Lung cancer is the leading cause of death among men and women.[1] The American Cancer Society estimates that greater than 234,000 new lung cancers are diagnosed each year with over 154,000 lung cancer-related deaths.[1] In the United States, lung cancer kills more women than colorectal cancer and breast cancer combined and more men than colorectal, prostate, and pancreatic cancer combined.[1] Smoking cessation initiatives have been the first line in the effort to reduce the burden of lung cancer. Although great progress has been made in reducing the number of smokers, 15% of people in the United States still smoke and there remains a large population of previous smokers at high risk for lung cancer.

Survival in patients diagnosed with nonsmall cell lung cancer (NSCLC) is strongly related to stage at diagnosis. Based on the American Joint Commission on Cancer (AJCC) 8th edition staging, the 5-year survival ranges from 90% for stage IA1 to 0% for stage IVB.[2] Unfortunately, 70% of patients are currently diagnosed with locally advanced or metastatic disease.[3] Consequently, despite relatively good outcomes for appropriately treated early stage patients, the overall survival rate for subjects with NSCLC is only 18%.[1]
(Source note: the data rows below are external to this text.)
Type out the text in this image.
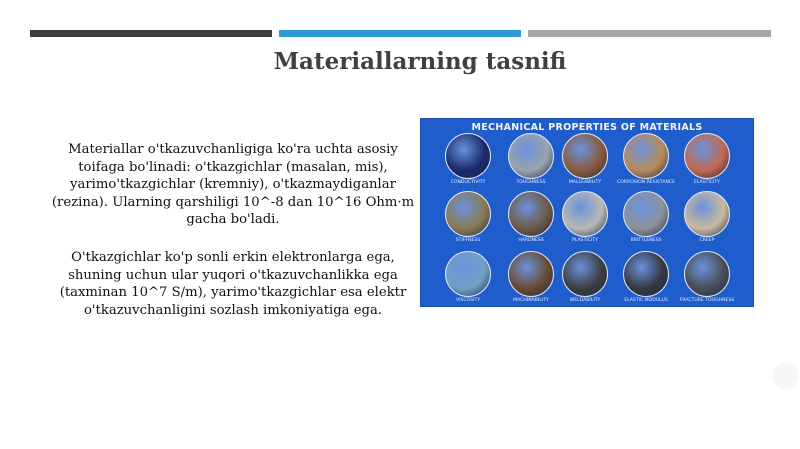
Materiallarning tasnifi
Materiallar o'tkazuvchanligiga ko'ra uchta asosiy toifaga bo'linadi: o'tkazgichlar (masalan, mis), yarimo'tkazgichlar (kremniy), o'tkazmaydiganlar (rezina). Ularning qarshiligi 10^-8 dan 10^16 Ohm·m gacha bo'ladi.
O'tkazgichlar ko'p sonli erkin elektronlarga ega, shuning uchun ular yuqori o'tkazuvchanlikka ega (taxminan 10^7 S/m), yarimo'tkazgichlar esa elektr o'tkazuvchanligini sozlash imkoniyatiga ega.
MECHANICAL PROPERTIES OF MATERIALS
CONDUCTIVITY	TOUGHNESS	MALLEABILITY	CORROSION RESISTANCE	ELASTICITY
STIFFNESS	HARDNESS	PLASTICITY	BRITTLENESS	CREEP
VISCOSITY	MACHINABILITY	WELDABILITY	ELASTIC MODULUS	FRACTURE TOUGHNESS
The criteria for effective population cancer screening are well defined. The cancer must have a high morbidity and mortality, significant prevalence in the screened population, identifiable risk factors allowing for targeted screening in high-risk individuals, a preclinical phase, and evidence that therapy is more effective in early-stage disease.[4] Screening efforts for NSCLC have been studied for many decades. Trials using chest radiographs and sputum cytology were not effective in demonstrating a survival benefit, nor were the initial trials using computer tomography (CT). That all changed in 2011 with publication of the National Lung Screening Trial (NLST)[5] and efforts have now shifted from proving a benefit to screening for NSCLC, to overcoming the obstacles of integrating low-dose computed tomography (LDCT) screening into routine care.